Sunday, April 10, 2011
As has happened before, I drifted away from Sparkpeople and have returned. I'm taking it really slow. Right now, I'm concentrating on tracking my food, trying to hit nutrition goals. I will start working out again next week, 20-30 minutes a day. I actually wasn't going to blog but noticed I hadn't at ALL in 2011 and just couldn't stand that.

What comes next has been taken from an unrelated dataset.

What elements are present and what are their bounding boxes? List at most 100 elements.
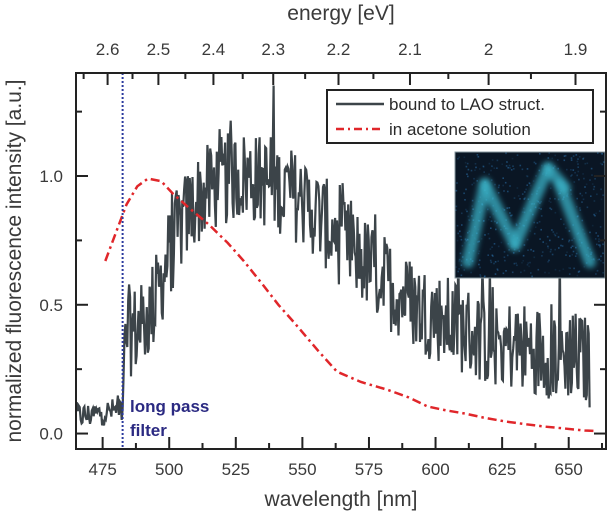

Since I've stopped visiting Spark then returned at least 3 times and I know others have too I'm not going to go into a big "why". Sometimes there is no why anyway. The important thing to me is refocusing and getting healthier in a consistant way. I tend to go full-force, overdo and quit. Every time. I'm already fighting the little voices in my head that say "cut WAY back on calories, do P90X NOW!" Truth is, I'm not ready for p90x right now and would probably hurt myself trying and I'm not interested in dropping pounds as quickly as possible. In fact, with my recent weight gain, I've gained some curves that I'd like to keep so I'm not really aiming at a big weight loss. I want strength and energy though, tone and endurance. And to halt the weight gain, I'm tracking my food so I don't go crazy. My normal had become abnormal. I had been eating out of boredom, out of habit and not hunger. It is time for a better normal to take over. I'm trying to find my way to living a healthier lifestyle. I don't want a total makeover of the life I'm living now but there are things I need to do differently and it's time to work on them. So here I go again, embarassed that there is an "again" but I would rather be back "again" than "never"!